Flying Solo at AnimeNYC

by Caitlin Joyce on December 11, 2019

Flying Solo at AnimeNYC

by Caitlin Joyce on December 11, 2019

Caitlin Joyce posing for a photo with several anime girl cardboard cutouts.

Before coming to Arcadia, I had never traveled anywhere by myself. I forget things easily while packing and am typically confused by public transportation, so the idea of traveling to Center City by myself used to be daunting. 

This may sound silly to readers who have lived in or near cities, but as someone who grew up in a rural town, I’ve lived a cushy life of hitching rides or calling a Lyft when I needed to get somewhere. However, two of my best friends live in New York City, and since we don’t own cars, I had to face my fear of independent navigation. 

Since my first trip to NYC over a year ago, I’ve learned to embrace my newfound independence, which helped me make the most of my recent trip to the AnimeNYC convention. As I mentioned in a previous blog post, I am an avid fan of attending conventions and cosplaying.

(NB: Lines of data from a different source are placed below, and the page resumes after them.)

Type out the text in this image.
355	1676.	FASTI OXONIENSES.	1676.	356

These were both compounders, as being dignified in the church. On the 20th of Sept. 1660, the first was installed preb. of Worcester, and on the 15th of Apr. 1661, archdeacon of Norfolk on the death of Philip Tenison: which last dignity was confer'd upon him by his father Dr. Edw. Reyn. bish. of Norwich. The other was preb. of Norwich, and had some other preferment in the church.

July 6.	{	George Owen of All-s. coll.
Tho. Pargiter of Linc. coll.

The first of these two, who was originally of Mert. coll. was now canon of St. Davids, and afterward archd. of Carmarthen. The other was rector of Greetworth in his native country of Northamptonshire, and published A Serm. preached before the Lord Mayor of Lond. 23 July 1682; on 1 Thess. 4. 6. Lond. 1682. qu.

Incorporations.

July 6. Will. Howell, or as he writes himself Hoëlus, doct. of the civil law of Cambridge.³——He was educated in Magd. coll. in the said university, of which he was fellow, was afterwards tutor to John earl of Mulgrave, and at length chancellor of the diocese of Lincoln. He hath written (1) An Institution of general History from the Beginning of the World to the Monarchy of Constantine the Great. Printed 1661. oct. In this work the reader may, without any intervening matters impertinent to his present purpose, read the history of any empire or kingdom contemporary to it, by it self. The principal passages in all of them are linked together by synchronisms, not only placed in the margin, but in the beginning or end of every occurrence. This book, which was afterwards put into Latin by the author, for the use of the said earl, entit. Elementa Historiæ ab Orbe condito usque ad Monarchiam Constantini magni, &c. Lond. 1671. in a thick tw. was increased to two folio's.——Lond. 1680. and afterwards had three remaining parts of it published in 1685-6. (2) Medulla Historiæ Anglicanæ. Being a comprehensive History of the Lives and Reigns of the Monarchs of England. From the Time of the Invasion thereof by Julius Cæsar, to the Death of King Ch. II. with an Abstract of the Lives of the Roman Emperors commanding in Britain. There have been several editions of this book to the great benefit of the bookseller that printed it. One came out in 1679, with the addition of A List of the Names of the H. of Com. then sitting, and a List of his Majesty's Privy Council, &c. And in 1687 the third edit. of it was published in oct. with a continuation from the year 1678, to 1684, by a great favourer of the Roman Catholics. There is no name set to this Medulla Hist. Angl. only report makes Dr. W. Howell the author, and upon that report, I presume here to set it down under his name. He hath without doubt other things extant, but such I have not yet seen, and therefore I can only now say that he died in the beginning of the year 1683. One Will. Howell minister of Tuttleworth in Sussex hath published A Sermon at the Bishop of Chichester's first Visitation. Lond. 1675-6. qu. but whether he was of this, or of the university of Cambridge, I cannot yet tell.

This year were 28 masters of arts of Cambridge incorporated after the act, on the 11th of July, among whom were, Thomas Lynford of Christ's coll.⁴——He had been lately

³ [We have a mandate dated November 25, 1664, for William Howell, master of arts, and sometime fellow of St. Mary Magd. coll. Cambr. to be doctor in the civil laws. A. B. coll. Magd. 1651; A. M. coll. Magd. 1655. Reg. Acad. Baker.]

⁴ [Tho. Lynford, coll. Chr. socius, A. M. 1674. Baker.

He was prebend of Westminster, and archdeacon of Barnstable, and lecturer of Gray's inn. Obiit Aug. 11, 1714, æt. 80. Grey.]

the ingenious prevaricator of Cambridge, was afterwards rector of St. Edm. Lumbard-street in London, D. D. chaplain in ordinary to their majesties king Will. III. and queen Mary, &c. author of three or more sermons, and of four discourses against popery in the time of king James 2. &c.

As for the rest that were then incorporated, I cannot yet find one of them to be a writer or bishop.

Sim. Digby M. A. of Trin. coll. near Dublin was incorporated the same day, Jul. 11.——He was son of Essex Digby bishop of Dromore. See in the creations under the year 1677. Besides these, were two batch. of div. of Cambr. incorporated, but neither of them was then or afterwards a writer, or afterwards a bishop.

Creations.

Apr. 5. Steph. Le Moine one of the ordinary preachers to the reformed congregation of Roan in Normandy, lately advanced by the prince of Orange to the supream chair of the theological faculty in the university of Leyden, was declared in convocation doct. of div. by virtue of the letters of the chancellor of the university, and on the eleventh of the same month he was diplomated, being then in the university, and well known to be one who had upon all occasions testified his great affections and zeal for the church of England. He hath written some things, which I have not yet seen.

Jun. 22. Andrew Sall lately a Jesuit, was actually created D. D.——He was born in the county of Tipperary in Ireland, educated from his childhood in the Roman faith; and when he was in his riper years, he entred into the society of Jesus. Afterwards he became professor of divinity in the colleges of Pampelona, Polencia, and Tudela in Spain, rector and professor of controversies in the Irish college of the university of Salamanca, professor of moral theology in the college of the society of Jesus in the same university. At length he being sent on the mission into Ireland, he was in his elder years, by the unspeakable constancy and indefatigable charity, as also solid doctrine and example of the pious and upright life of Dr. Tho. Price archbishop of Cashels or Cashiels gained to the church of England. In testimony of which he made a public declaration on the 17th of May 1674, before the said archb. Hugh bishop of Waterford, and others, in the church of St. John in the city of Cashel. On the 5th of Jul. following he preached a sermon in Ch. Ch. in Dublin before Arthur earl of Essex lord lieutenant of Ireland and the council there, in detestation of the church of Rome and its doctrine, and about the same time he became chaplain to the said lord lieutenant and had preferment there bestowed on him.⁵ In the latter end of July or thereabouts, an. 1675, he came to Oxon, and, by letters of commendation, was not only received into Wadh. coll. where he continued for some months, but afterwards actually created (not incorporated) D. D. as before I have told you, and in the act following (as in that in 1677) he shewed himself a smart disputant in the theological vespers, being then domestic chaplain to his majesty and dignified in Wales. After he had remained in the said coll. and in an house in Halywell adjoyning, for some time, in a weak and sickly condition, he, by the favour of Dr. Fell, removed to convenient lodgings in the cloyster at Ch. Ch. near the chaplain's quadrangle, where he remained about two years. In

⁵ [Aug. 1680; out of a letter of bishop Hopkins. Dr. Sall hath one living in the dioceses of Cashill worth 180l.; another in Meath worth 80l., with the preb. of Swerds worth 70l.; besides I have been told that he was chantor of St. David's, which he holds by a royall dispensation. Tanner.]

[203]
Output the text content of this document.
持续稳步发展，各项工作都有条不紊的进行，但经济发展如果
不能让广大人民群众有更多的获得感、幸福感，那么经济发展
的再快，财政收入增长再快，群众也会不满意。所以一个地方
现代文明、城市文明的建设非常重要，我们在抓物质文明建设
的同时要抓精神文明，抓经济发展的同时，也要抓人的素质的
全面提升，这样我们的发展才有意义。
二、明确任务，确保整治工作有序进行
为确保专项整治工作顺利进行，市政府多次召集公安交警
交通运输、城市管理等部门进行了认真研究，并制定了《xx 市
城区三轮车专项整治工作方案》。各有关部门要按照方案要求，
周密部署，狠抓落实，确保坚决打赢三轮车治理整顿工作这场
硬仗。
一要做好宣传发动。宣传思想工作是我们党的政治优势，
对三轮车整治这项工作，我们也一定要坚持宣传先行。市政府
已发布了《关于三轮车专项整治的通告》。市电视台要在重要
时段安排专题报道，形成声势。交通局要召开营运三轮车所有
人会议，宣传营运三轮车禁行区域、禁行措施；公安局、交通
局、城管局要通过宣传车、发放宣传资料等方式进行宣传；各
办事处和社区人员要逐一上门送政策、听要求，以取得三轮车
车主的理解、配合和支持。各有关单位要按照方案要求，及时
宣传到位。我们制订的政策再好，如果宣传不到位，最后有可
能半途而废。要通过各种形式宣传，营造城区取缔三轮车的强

My go-to for getting to NYC is taking the Warminster SEPTA line from Glenside to Center City, getting off at 30th Street Station, and catching a Megabus from there. This is a very straightforward route, as there are no train transfers, and the Megabuses are located just down the street from 30th Station. While I can’t say that riding a Megabus is the most luxurious form of travel, it’s cheap and accessible, which is all a college student needs. My recommendations are to develop a flexible schedule and consider paying a bit extra for a better seat. Riding a Megabus to NYC is sometimes a gamble in regards to your ETA, depending on whether the bus departs on time and how heavy traffic is. Some days, I’ve been perfectly on time; other days, I’ve arrived two hours later than I expected. This obviously isn’t ideal, but my ticket usually ranges around $3-$5 dollars, so I can’t complain.

Tall model robots on stands inside the convention center.

I often spend an extra few dollars reserving a seat in the front row on the second level. It’s the roomiest, and it’s easy to reach the outlets between the seats to charge your phone. If you’re someone who suffers from motion sickness (like me), being at the top level and facing forward, toward the horizon, is the best thing you can do. 

At this specific con, I decided to skip the costumes and instead focus on photographing the intense but playful energy of the convention. I broke off from my group and meandered the exhibition hall, where a variety of displays and stalls offer items for sale. One of my favorite displays showed off the newest models of Smart Dolls, a Japanese brand that emphasizes anime-esque design and visual diversity. In America, we associate dolls with children’s toys; here, the price tags indicated they’re in a different league than Barbie (many cost upward of $400). 

Photo of purple glowing wand being held up during concert.

Another highlight were the massive mechas, or robots, which seemed to be at least eight feet tall. Anyone who grew up with a love of toys like Legos or cars would be impressed by the craftsmanship in the giant robots. 

My favorite part of the convention was attending numerous concerts in the Javitz Center, featuring Japanese artists and bands like Guilty Kiss, Jam Project, and Miku Ito. One interesting aspect of Japanese culture I was acquainted with at these concerts is the use of light sticks or glowing wands. The audience waves them with the beat of the performed songs—definitely more fun than swaying in place in a crowded venue. 

While at these concerts, my new sense of independence came in handy again when my friends weren’t feeling well and wanted to retire early before a performer I was excited to see came on. Past-me would’ve reluctantly headed back with them. But this was a safe venue, and I knew I could handle myself. I said goodbye to my friends, put on a brave face while I pushed through the crowd, and reconnected with an old friend without missing any of the acts I wanted to see. 

In this moment, I realized part of the importance of developing independence is recognizing that you don’t always need company in order to have fun. Don’t get me wrong—safety while traveling anywhere alone is extremely important! For the most part, I still live by the buddy system. But when it comes to simple things like taking a bus, or having the confidence to change plans on your own accord, developing this self-reliance has helped me get the most out of my journeys.